SoFAIR: The Open University to coordinate new international project to facilitate the reproducibility of research studies

We are pleased to announce that the Open University has just been awarded a new research grant in the international CHISTERA Open Research Data & Software Call which aims to enhance the discoverability and reusability of open research software.

Open research software and data are pivotal for scientific innovation and transparency, but are often not cited as first-class bibliographic records. Much of these software mentions therefore remain concealed within the text of research papers, hampering their discoverability, attribution, and reuse. This, in turn, makes it harder to reproduce research studies. The SoFAIR project (from Making Software FAIR) aims to address this critical issue by enhancing the management of the research software lifecycle and ensuring research software and data adheres to the FAIR (Findable, Accessible, Interoperable, and Reusable) principles. The project will build on the existing capabilities of the open scholarly infrastructures operated by the project partners. SoFAIR is a €499k international project coordinated by (1) The Open University in partnership with (2) INRIA, France; (3) Brno University of Technology, Czech Republic; (4) the Polish Academy of Sciences (PAN), Poland; and (5) The European Molecular Biology Laboratory’s European Bioinformatics Institute (EMBL-EBI), United Kingdom. SoFAIR is funded under the 2022 CHIST-ERA Open and Reusable Research Data and Software (ORD) call.

Figure 1: The Project Partners

The project will build on the existing capabilities of the open scholarly infrastructures operated by the project partners, specifically the CORE aggregator (operated by The Open University), the HAL repository and the Software Heritage Foundation archive operated by INRIA and Europe PMC operated by EMBL-EBI.

The project’s overarching goal is a comprehensive solution consisting of several interlinked components encompassing machine learning-assisted identification of research software within scholarly manuscripts, validation by authors and subsequent registration with persistent identifiers (PIDs), culminating in permanent archival.

Figure 2: The SoFAIR workflow

The project’s overall approach is fundamentally rooted in the idea of extending, adapting and linking existing open scholarly infrastructures, including (a) CORE, leveraging its extensive corpus of scholarly literature and its position as a nexus for the global open repositories network, (b) The Software Heritage Foundation universal software archive, and (c) open source tools (GROBID / Softcite) using existing open protocols to support the entire research software assets lifecycle. 

Validation of the developed tools and workflow will occur through three distinct use cases supported by project partners PAN, INRIA (HAL) and EMBL-EBI: (1) a life sciences demonstrator, (2) a multi-disciplinary demonstrator for institutional repositories, and (3) a digital humanities case study. These diverse applications underscore the project’s commitment to versatility and comprehensive coverage

SoFAIR will deliver a step-change in the way research software is identified, validated, registered and archived for the long term. From a broader perspective, SoFAIR aligns with the FAIR agenda and Horizon Europe initiatives on open research data and software. The project will foster integration with European infrastructures such as EOSC, CLARIN, and DARIAH, ensuring robust connectivity across the research landscape.

Professor Petr Knoth, Project Coordinator and Head of CORE said:

 “SoFAIR will demonstrate the significant value that can be achieved by open scholarly infrastructures working in synergy to deliver a new AI-supported solution for identifying, discovering and archiving research software mentioned in research manuscripts. This will constitute an important contribution towards increasing reproducibility of research studies and making research assets FAIR.”

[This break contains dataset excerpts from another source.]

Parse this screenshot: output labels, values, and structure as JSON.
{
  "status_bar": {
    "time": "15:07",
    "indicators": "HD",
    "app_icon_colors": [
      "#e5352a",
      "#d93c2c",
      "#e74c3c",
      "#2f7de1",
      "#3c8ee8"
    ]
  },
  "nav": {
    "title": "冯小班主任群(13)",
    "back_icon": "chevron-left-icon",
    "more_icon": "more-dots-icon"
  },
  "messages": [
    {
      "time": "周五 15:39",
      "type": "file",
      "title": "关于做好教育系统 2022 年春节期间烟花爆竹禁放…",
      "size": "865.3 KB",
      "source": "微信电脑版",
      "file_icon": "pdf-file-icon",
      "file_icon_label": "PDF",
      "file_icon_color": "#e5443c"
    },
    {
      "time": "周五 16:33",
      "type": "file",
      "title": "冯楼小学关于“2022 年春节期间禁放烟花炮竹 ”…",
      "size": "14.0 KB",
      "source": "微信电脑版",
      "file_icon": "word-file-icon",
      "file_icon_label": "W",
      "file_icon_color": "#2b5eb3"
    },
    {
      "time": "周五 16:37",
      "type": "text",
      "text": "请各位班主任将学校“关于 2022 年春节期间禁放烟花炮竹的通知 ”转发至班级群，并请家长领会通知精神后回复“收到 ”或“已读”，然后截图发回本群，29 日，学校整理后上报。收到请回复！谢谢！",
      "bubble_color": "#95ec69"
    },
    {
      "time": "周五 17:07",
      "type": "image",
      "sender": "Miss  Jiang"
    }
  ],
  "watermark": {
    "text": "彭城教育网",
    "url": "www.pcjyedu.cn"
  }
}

In essence, SoFAIR is paving the way for a transformative shift in how research software is discovered, accessed, and referenced. By increasing the number of research software assets that can be registered with PIDs, and thus made citable, the project will not just facilitate software reuse and reproducibility; it can incentivise the creation of innovative research software, thereby contributing to the broader scientific community’s collective progress.